= Colonial (Shaw automobile) =

Defunct American motor vehicle manufacturer

The Shaw renamed the Colonial for 1921, was an American luxury automobile that was manufactured in Chicago, Illinois from 1920 until 1921. At the end of 1921 the Colonial was rebranded the Ambassador.

== History ==
Walden W. Shaw and John D. Hertz, owners of the Walden W. Shaw Livery Corporation, decided they wanted to expand into the production car market with a luxury car. Walden W. Shaw Livery Corporation owned the Yellow Cab Manufacturing Company. The new luxury automobile was introduced as a Shaw at the Hotel Congress during Chicago Automobile Show week in February 1920.

With Shaw taxicabs being so well known, using the Shaw name for a luxury car would not help sales so the name was changed to Colonial. This may have been no improvement, as several car makes had already been called Colonial. The Colonial was built on a 136-inch wheelbase and was offered as a 2, 4 or 7 passenger touring car priced at $5,000, .
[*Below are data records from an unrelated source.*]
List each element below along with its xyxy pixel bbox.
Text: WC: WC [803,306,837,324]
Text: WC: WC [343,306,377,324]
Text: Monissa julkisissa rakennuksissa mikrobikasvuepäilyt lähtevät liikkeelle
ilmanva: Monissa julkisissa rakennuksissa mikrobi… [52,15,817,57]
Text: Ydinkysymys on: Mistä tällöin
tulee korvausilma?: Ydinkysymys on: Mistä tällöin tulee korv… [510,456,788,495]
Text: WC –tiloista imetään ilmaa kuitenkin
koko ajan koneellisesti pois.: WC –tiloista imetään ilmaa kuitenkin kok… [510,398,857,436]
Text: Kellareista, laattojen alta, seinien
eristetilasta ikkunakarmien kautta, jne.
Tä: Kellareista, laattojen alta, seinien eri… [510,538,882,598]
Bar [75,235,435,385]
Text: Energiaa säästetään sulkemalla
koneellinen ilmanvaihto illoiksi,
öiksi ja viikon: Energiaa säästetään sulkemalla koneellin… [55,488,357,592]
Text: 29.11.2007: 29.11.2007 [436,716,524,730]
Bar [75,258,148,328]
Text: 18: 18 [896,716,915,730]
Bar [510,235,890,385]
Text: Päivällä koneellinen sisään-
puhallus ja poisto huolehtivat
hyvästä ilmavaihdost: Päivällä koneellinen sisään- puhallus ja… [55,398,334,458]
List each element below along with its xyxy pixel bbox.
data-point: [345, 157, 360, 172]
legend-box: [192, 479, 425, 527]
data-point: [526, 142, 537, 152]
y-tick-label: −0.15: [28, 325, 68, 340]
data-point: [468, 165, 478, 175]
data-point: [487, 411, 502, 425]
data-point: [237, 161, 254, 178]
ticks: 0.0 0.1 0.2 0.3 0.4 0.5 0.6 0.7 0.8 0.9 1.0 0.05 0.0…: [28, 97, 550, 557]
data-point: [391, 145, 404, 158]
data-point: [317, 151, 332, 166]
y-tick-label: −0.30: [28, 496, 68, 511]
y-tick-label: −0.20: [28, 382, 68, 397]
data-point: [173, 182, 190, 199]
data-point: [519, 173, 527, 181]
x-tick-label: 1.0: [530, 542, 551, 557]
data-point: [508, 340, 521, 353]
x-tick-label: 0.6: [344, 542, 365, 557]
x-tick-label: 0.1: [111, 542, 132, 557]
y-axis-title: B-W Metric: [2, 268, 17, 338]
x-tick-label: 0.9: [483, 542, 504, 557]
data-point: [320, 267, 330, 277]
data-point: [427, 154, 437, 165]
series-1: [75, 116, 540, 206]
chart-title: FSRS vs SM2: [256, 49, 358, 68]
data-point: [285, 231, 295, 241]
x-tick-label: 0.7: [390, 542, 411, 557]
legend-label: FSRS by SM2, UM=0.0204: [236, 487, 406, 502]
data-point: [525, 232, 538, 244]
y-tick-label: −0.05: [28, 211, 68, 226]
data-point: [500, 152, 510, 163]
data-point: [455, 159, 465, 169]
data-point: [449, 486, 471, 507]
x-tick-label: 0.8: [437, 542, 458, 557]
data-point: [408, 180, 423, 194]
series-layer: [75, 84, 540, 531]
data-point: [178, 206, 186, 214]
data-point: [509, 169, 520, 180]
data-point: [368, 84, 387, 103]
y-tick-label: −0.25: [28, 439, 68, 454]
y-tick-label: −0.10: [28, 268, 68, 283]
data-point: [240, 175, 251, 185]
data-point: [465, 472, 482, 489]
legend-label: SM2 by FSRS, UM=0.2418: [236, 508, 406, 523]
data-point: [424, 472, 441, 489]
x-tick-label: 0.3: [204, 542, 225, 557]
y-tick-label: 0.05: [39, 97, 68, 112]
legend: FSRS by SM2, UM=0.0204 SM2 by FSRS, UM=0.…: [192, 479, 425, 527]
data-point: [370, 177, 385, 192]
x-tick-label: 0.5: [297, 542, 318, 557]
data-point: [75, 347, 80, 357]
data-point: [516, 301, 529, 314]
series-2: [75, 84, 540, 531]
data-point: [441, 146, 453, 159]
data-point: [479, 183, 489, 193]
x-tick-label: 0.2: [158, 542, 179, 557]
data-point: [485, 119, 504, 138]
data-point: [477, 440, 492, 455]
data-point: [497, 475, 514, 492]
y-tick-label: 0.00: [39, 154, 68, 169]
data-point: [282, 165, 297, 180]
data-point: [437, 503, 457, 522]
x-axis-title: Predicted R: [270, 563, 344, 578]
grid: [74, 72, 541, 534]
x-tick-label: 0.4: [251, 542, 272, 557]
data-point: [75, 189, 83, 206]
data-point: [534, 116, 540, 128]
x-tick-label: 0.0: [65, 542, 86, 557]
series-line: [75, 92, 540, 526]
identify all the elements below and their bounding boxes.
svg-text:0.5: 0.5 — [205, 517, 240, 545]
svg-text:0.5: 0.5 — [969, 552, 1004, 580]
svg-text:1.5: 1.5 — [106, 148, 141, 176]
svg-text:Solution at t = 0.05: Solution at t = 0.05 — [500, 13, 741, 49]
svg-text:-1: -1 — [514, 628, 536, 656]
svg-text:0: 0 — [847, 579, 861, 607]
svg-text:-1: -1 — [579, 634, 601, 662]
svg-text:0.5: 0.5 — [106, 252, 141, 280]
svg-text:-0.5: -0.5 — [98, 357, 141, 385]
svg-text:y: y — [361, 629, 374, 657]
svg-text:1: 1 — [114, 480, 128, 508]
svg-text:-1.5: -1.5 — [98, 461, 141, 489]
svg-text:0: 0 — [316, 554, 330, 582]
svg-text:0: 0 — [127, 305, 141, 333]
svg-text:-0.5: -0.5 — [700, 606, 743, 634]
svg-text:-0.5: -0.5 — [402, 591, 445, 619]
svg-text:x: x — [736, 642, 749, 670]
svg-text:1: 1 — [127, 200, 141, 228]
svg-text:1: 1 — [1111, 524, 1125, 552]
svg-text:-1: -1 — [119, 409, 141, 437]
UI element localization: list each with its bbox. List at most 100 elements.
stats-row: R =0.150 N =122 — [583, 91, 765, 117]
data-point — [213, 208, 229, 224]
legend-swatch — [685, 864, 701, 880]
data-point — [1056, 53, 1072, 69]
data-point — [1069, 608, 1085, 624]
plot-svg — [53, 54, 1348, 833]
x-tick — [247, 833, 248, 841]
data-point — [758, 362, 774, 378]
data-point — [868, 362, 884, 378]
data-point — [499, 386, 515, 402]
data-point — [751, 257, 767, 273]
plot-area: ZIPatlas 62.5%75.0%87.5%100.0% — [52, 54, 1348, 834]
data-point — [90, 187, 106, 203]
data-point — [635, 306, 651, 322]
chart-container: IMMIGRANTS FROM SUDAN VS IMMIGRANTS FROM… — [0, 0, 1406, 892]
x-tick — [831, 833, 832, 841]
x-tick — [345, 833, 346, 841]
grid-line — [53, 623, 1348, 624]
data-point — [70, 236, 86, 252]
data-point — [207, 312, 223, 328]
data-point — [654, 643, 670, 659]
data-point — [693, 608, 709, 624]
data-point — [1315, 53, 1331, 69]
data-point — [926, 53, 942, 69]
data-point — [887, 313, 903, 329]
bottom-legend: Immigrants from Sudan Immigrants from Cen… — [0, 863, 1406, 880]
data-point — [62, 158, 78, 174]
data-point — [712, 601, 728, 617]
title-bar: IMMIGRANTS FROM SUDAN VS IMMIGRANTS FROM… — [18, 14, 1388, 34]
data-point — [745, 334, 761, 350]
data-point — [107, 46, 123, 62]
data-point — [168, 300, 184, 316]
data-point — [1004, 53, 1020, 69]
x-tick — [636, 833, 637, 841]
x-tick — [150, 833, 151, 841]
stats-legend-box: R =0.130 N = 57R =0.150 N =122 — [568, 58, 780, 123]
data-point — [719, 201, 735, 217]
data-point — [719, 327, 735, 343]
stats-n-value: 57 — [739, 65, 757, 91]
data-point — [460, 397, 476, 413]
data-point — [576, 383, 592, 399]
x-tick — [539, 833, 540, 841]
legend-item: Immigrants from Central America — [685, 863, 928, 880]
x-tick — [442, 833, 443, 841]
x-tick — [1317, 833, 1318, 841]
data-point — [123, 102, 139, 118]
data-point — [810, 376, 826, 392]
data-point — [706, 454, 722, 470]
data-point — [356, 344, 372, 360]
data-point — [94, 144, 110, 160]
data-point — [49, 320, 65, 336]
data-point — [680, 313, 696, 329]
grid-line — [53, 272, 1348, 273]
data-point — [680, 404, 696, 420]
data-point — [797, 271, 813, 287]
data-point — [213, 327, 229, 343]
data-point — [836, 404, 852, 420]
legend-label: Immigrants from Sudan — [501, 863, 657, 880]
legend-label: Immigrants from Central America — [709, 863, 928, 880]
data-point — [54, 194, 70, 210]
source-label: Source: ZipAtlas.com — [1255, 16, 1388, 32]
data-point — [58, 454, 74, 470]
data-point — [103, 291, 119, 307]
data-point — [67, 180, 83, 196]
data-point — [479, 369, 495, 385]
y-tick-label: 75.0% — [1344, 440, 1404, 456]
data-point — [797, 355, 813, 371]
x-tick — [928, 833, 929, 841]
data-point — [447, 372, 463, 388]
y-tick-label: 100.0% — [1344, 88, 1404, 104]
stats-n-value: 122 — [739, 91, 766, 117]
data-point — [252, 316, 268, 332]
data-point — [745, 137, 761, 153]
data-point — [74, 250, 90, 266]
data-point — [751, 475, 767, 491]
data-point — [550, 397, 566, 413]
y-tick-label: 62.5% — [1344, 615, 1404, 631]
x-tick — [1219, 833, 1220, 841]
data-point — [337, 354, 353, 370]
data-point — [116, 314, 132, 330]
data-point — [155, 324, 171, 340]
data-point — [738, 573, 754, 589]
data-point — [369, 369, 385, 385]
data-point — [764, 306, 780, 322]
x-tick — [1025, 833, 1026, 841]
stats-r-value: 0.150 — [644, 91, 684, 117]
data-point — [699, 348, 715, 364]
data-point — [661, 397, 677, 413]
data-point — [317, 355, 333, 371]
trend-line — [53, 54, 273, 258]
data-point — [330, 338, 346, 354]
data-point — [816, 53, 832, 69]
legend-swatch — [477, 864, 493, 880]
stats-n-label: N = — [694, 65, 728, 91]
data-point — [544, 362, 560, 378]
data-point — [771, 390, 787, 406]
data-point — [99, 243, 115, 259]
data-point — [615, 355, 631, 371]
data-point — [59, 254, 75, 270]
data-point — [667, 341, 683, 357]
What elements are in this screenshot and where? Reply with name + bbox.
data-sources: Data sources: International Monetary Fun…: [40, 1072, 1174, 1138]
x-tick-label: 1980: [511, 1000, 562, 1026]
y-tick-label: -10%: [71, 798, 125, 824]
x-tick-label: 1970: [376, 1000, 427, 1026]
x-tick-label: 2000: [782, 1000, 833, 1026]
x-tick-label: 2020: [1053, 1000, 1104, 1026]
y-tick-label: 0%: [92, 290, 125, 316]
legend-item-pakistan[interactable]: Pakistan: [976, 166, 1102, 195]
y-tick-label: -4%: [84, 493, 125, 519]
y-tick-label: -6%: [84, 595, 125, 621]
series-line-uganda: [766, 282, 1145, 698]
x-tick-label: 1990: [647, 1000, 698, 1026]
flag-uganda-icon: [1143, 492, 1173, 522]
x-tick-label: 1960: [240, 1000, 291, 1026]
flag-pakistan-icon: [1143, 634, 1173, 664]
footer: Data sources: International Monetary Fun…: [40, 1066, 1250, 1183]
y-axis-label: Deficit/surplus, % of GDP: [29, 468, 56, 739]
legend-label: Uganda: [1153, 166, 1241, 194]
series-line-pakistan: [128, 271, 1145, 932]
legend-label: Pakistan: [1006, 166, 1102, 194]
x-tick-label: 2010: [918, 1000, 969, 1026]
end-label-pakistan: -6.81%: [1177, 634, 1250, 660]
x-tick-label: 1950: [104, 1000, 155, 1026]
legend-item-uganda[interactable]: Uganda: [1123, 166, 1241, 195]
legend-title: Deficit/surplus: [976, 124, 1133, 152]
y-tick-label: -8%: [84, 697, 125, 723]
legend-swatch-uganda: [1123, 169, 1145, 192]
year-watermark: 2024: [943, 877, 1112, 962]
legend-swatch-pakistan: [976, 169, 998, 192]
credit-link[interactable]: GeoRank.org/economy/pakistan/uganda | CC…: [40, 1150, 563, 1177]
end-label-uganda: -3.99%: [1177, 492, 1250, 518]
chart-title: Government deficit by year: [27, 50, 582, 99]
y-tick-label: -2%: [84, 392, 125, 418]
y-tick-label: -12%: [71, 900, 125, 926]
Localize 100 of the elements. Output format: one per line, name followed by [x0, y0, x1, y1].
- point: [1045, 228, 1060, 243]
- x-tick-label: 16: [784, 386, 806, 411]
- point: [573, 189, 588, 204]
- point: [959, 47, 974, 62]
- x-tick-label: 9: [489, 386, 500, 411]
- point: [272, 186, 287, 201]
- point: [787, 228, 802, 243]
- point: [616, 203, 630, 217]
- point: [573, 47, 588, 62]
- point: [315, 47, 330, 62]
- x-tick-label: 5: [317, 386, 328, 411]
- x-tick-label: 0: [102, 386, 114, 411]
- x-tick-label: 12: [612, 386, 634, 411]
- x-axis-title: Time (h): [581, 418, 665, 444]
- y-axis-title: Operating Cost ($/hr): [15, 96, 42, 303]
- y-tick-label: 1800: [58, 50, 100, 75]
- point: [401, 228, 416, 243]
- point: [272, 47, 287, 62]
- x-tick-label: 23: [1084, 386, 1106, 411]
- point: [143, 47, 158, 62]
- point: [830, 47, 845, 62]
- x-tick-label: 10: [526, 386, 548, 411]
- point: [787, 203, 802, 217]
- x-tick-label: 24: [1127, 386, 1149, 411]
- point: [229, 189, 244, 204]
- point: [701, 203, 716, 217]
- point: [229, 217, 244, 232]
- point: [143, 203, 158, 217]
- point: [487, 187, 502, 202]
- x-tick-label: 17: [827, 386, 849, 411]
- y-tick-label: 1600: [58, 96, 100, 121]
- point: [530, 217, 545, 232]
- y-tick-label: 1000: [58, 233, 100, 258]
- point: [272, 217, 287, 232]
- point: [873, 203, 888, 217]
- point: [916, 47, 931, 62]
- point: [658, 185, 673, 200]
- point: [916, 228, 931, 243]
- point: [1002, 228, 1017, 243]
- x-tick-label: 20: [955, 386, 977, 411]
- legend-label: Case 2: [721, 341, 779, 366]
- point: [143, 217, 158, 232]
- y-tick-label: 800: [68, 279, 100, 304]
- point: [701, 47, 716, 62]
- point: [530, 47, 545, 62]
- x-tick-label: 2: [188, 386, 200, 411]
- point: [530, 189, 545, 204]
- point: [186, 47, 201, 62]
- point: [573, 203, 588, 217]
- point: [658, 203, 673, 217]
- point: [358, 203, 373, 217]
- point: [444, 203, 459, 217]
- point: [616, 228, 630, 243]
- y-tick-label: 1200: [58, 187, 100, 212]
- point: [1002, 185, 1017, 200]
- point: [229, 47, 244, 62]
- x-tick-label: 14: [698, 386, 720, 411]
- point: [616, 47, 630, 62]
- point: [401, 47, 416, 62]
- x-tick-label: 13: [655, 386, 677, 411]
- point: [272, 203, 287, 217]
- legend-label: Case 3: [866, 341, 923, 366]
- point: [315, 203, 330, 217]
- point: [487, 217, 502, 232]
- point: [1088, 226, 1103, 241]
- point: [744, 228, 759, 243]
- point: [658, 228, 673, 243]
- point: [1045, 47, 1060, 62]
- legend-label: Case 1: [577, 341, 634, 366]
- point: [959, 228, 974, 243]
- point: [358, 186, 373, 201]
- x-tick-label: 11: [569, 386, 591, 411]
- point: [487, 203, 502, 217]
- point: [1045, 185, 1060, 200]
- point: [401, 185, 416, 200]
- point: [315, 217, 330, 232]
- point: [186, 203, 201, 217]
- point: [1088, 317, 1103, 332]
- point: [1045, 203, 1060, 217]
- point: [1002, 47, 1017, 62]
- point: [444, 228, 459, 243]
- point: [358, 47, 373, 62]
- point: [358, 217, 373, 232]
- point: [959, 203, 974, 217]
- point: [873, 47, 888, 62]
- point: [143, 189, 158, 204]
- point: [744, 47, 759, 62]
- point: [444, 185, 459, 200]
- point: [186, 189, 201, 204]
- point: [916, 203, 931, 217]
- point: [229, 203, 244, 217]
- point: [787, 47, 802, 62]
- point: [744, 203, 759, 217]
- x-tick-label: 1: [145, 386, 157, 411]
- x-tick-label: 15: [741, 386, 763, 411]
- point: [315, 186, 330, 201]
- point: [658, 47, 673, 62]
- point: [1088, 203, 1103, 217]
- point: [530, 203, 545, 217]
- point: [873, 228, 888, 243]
Shaw and Hertz also change their mind about the engine. Initially it was a four-cylinder Rochester-Duesenberg. By July 1920, that unit was replaced by a Weidely twelve-cylinder to boost sales using the cachet of more cylinders. By the time of the Chicago Automobile Show of 1921, John Hertz was in complete charge of the company and he reintroduced the same car with a new Continental engine and a new name, the Ambassador.